I nodded into the glint in his eyes, perfectly confident that if things went completely wrong, it would be me and not the Cheyenne Nation that screwed the pooch. “Pax.”
• • •
The Kenworth was an older model but rode nicely on the hardpack and in no time we were at the cutoff to the canyon. Vic pulled past as Henry jumped out, pulling the brush away. I flipped off the headlights so that they wouldn’t reflect from the rock walls of the canyon, unconcerned with the noise of the engine since the machinery associated with the clandestine rig would mask that until the last moment.
It was quite possible that I wouldn’t have to detonate the tanker; that parking it in the middle of the one-lane road and stuffing the keys in my pocket or tossing them into Sulphur Creek far below would be enough. I was hoping that was the case, but it was also possible that Lockhart and Bidarte and a few of the others were desperate enough to avoid prison that they would rather kill some no-name sheriff than serve time or worse. Lockhart, I was sure, would try and negotiate, but Bidarte, looking at a lifelong jolt in Rawlins at the least, was another matter.
I took a certain comfort in watching the Jeep swing around. Henry walked up and stood on my running board with the .50 in his hand. I inched my way down the incline toward the only major curve in the road and a pavilion of sharp-edged rocks that would provide good cover and a magnificent shooting position.
I pulled alongside the boulders, and he stepped off the running board with the McMillan and the canvas bag of ammo. I watched as he picked the exact spot I would’ve, another rock like the one before, although this one looked more like a chest freezer, that was angled a little downward with a protective shield of rubble in front. He began setting up the bipod for the big, magazine-fed bolt action, and I watched as he loaded the weapon with the blue-tip incendiary rounds. I guess he figured that an incendiary would take Bidarte’s arm off as well as a regular one.
Vic appeared in the window with the binoculars around her neck, her disparagement in full bloom. I looked at her and noticed that her hair was longer and even had a few butterscotch streaks leftover from the summer. “Do you dye your hair?”
She shook her head at me. “That’s what you’re thinking about right now?”
“I guess.”
She folded her arms on the sill and averted her gaze. “Yes, I dye my hair in hopes that you might someday notice.”
“I notice your hair and the rest of you to the point of distraction.”
The tarnished gold eyes came back to mine and stayed there. “So, where are we?”
“What?”
“You and me, where are we?”
I waited a moment before making the next statement. “You want to talk about that now?”
“You brought it up.”
I smiled and fiddled with the eight-ball on the steering wheel. “I’m trying, kiddo. You once said that you didn’t want hearth and home and to do like you said and take one day at a time. I’m attempting to adjust to that, but it’s hard for an old dog to learn new tricks.”
“Yeah, well, that may have changed.” She sighed. “I’m thinking that I love you and don’t want to share you with the rest of the populace.”

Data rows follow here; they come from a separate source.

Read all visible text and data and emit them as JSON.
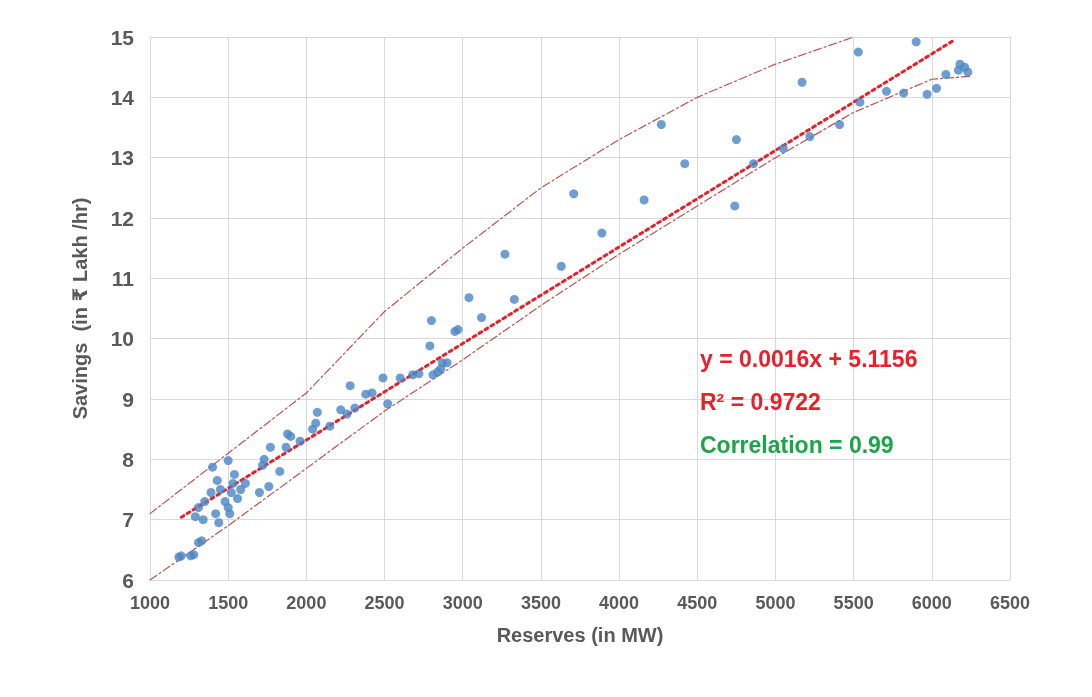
{
  "chart_data": {
    "type": "scatter",
    "xlabel": "Reserves (in MW)",
    "ylabel": "Savings  (in ₹ Lakh /hr)",
    "xlim": [
      1000,
      6500
    ],
    "xticks": [
      1000,
      1500,
      2000,
      2500,
      3000,
      3500,
      4000,
      4500,
      5000,
      5500,
      6000,
      6500
    ],
    "ylim": [
      6,
      15
    ],
    "yticks": [
      6,
      7,
      8,
      9,
      10,
      11,
      12,
      13,
      14,
      15
    ],
    "grid": true,
    "annotations": [
      "y = 0.0016x + 5.1156",
      "R² = 0.9722",
      "Correlation = 0.99"
    ],
    "series": [
      {
        "marker": "circle",
        "color": "#4a86c5",
        "x": [
          1185,
          1200,
          1260,
          1280,
          1310,
          1330,
          1290,
          1310,
          1340,
          1350,
          1390,
          1400,
          1430,
          1420,
          1440,
          1450,
          1480,
          1500,
          1500,
          1510,
          1520,
          1530,
          1540,
          1560,
          1580,
          1610,
          1700,
          1720,
          1730,
          1760,
          1770,
          1830,
          1870,
          1880,
          1900,
          1960,
          2040,
          2060,
          2070,
          2150,
          2220,
          2260,
          2280,
          2310,
          2380,
          2420,
          2490,
          2520,
          2600,
          2680,
          2720,
          2790,
          2800,
          2810,
          2840,
          2860,
          2870,
          2900,
          2950,
          2970,
          3040,
          3120,
          3270,
          3330,
          3630,
          3710,
          3890,
          4160,
          4270,
          4420,
          4740,
          4750,
          4860,
          5050,
          5170,
          5220,
          5410,
          5530,
          5540,
          5710,
          5820,
          5900,
          5970,
          6030,
          6090,
          6170,
          6180,
          6210,
          6230
        ],
        "values": [
          6.38,
          6.4,
          6.4,
          6.42,
          6.62,
          6.65,
          7.05,
          7.2,
          7.0,
          7.3,
          7.45,
          7.87,
          7.65,
          7.1,
          6.95,
          7.5,
          7.3,
          7.98,
          7.2,
          7.1,
          7.45,
          7.6,
          7.75,
          7.35,
          7.5,
          7.6,
          7.45,
          7.9,
          8.0,
          7.55,
          8.2,
          7.8,
          8.2,
          8.42,
          8.38,
          8.3,
          8.5,
          8.6,
          8.78,
          8.55,
          8.82,
          8.75,
          9.22,
          8.85,
          9.08,
          9.1,
          9.35,
          8.92,
          9.35,
          9.4,
          9.42,
          9.88,
          10.3,
          9.4,
          9.45,
          9.5,
          9.6,
          9.6,
          10.12,
          10.15,
          10.68,
          10.35,
          11.4,
          10.65,
          11.2,
          12.4,
          11.75,
          12.3,
          13.55,
          12.9,
          12.2,
          13.3,
          12.9,
          13.15,
          14.25,
          13.35,
          13.55,
          14.75,
          13.92,
          14.1,
          14.07,
          14.92,
          14.05,
          14.15,
          14.38,
          14.45,
          14.55,
          14.5,
          14.42
        ]
      },
      {
        "type": "line",
        "marker": "none",
        "line_style": "dotted",
        "color": "#e8202a",
        "x": [
          1200,
          6150
        ],
        "values": [
          7.04,
          14.96
        ]
      },
      {
        "type": "line",
        "marker": "none",
        "line_style": "dashed",
        "color": "#c0504d",
        "x": [
          1000,
          1500,
          2000,
          2500,
          3000,
          3500,
          4000,
          4500,
          5000,
          5500
        ],
        "values": [
          7.1,
          8.1,
          9.1,
          10.45,
          11.5,
          12.5,
          13.3,
          14.0,
          14.55,
          15.0
        ]
      },
      {
        "type": "line",
        "marker": "none",
        "line_style": "dashed",
        "color": "#c0504d",
        "x": [
          1000,
          1500,
          2000,
          2500,
          3000,
          3500,
          4000,
          4500,
          5000,
          5500,
          6000,
          6250
        ],
        "values": [
          6.0,
          6.9,
          7.85,
          8.8,
          9.65,
          10.55,
          11.4,
          12.2,
          13.0,
          13.75,
          14.3,
          14.35
        ]
      }
    ]
  }
}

I stared at her, and it was like the world had stopped on its axis. “Are you proposing to me?”
“No, dumb ass. I’m trying to get you to propose to me.” She looked down the length of the Kenworth’s hood in the direction of the rock cornice and the disappearing road. “Get as far away from this damn thing as you can before playing with your hat and neck, okay?”
“I am always careful when playing with my neck.”